In a study published in 2022, the Pediatric Acute Care Cardiology Collaborative (PAC3) reported on developing an extensive audit and validation process of the Collaborative’s clinical data registry.

PAC3 was formed to improve the quality, value, and experience of inpatient cardiac care in partnership with other national medical collaborative organizations and national parent advocacy groups. PAC3 currently consists of 43 member institutions in the United States and Canada, and these partner institutions collaborate through a validated, audited, and prospective data registry that is employed to devise ways to reduce acute care complications, hospital length of stay, and readmissions rates while simultaneously working to improve the patient, family, and provider experience.

The Heart Institute at UPMC Children’s Hospital of Pittsburgh has been a member of the collaborative since its inception, and PAC3 efforts and studies at UPMC Children’s are led by Evonne Morell, DO, director of Inpatient General Pediatric Cardiology services and director of Quality Improvement for General Cardiology at UPMC Children's. Dr. Morell's efforts with PAC3 include work on the Collaborative's Quality Improvement Subcommittee and being an executive member of the organization.

Co-authoring the PAC3 study was Frederick Roberts, a lead data coordinator and analyst with the Heart Institute at UPMC Children's.

Summary of Findings

PAC3 developed a four-tier auditing and validation process to analyze and verify the veracity and integrity of registry data being collected by member institutions that continue to expand within the Collaborative.

PAC3 research teams audited registry data from 9 facilities using the four-tier process. The study examined a total of 386 randomly selected patient encounters comprising 27,086 individual data fields.

The analysis looked at aggregate accuracy measures in addition to identifying rates of major and minor data discrepancies based on their relevance to outcomes and provisions of clinical care for specific cases. Also reviewed were data defined as critical, challenging to obtain, or values shared with PC4 and STS registries.

The overall accuracy rate of the data from the nine audited centers was 99.27%, while the rate of major discrepancies was low at 0.51% in aggregate.

In total, the auditing process and findings show that data collected as part of the PAC3 registry maintains a high degree of accuracy, while the novel auditing process developed to facilitate assessments of the data collected by member institutions is feasible and scalable as the organization grows. The methods were adaptable to a virtual format, allowing audits to continue during the COVID-19 pandemic.

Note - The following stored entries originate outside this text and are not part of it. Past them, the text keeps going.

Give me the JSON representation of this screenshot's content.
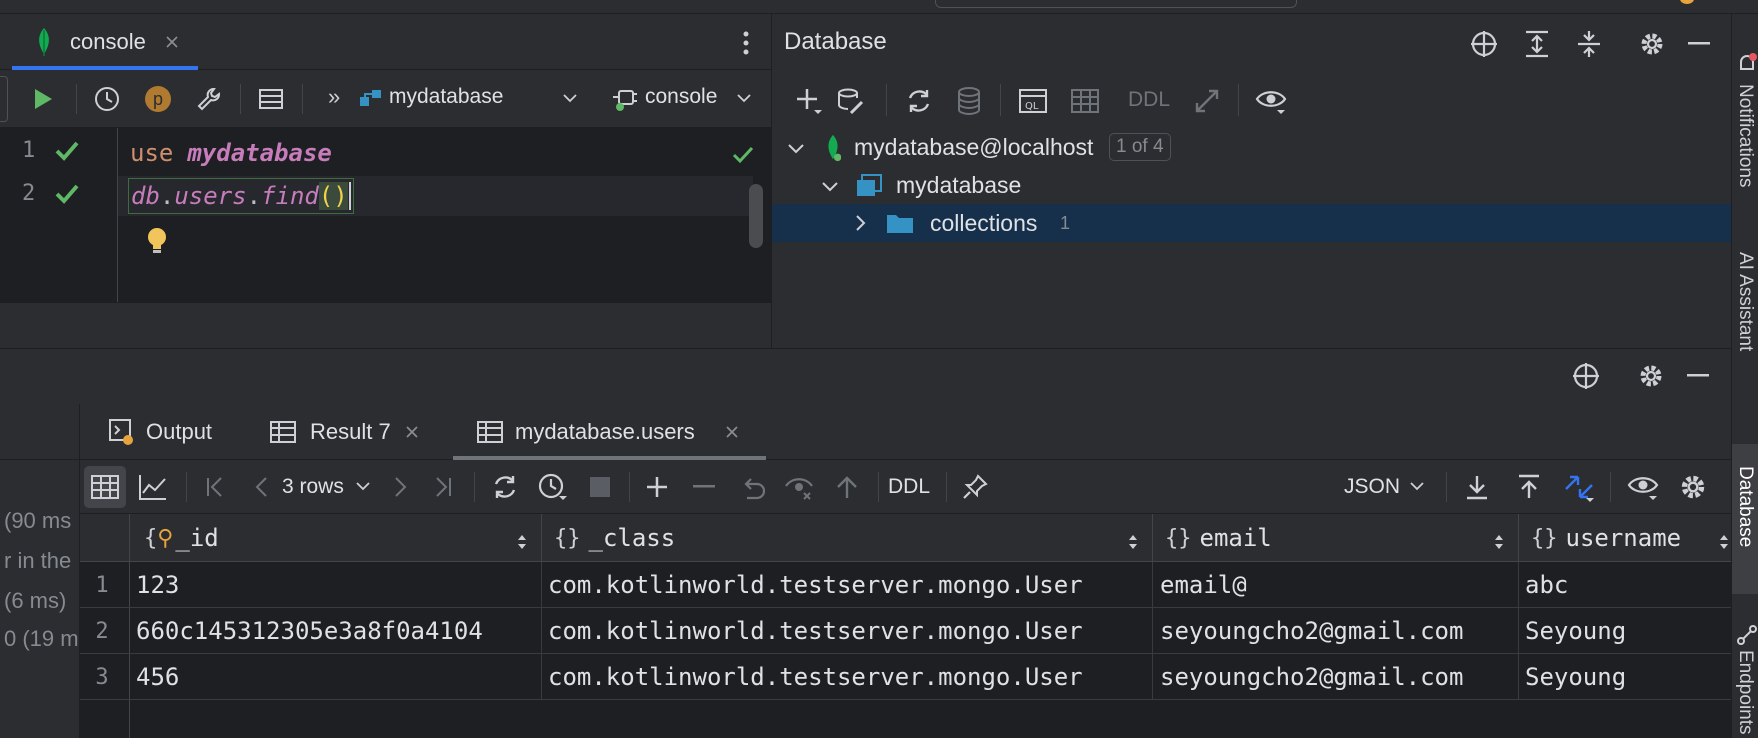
{
  "editor": {
    "tab_label": "console",
    "toolbar": {
      "database": "mydatabase",
      "console": "console",
      "more": "»",
      "profile_letter": "p"
    },
    "gutter": [
      "1",
      "2"
    ],
    "lines": [
      {
        "kw": "use",
        "rest": "mydatabase"
      },
      {
        "obj": "db",
        "dot1": ".",
        "coll": "users",
        "dot2": ".",
        "fn": "find",
        "paren": "()"
      }
    ]
  },
  "database_panel": {
    "title": "Database",
    "toolbar": {
      "ddl": "DDL"
    },
    "tree": [
      {
        "label": "mydatabase@localhost",
        "badge": "1 of 4"
      },
      {
        "label": "mydatabase"
      },
      {
        "label": "collections",
        "count": "1"
      }
    ]
  },
  "right_strip": {
    "notifications": "Notifications",
    "ai": "AI Assistant",
    "database": "Database",
    "endpoints": "Endpoints"
  },
  "left_log": [
    "(90 ms",
    "r in the",
    "(6 ms)",
    "0 (19 m"
  ],
  "results": {
    "tabs": [
      {
        "label": "Output"
      },
      {
        "label": "Result 7"
      },
      {
        "label": "mydatabase.users"
      }
    ],
    "toolbar": {
      "rows": "3 rows",
      "ddl": "DDL",
      "format": "JSON"
    },
    "columns": [
      "_id",
      "_class",
      "email",
      "username"
    ],
    "rows": [
      {
        "num": "1",
        "_id": "123",
        "_class": "com.kotlinworld.testserver.mongo.User",
        "email": "email@",
        "username": "abc"
      },
      {
        "num": "2",
        "_id": "660c145312305e3a8f0a4104",
        "_class": "com.kotlinworld.testserver.mongo.User",
        "email": "seyoungcho2@gmail.com",
        "username": "Seyoung"
      },
      {
        "num": "3",
        "_id": "456",
        "_class": "com.kotlinworld.testserver.mongo.User",
        "email": "seyoungcho2@gmail.com",
        "username": "Seyoung"
      }
    ]
  },
  "colors": {
    "background": "#2b2d30",
    "editor_bg": "#1e1f22",
    "accent_blue": "#3574f0",
    "selection": "#16304b",
    "keyword": "#cf8e6d",
    "identifier": "#c77dbb",
    "success_green": "#5fb865"
  }
}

Critically important is the validation of the data showing it meets the highest levels of accuracy in comparison to other established registries, such as those of the Society of Thoracic Surgeons and the Pediatric Cardiac Critical Care Consortium. This ensures that information collected and employed in research projects and the pursuit of quality improvement measures and processes by member institutions or other entities relying on the clinical data sets that are part of the registry is reliable.

For additional information about the auditing process employed in the study and further detailed findings, please use the reference link below.

Reference

Khadr L, Hart SA, Schachtner S, Graupe M, Veneziale KL, Bushnell J, Roberts F, Jolly-Passerini H, Madsen N. Paediatric Acute Care Cardiology Collaborative Data Registry Validation. Cardiology in the Young. 2022; 1-6.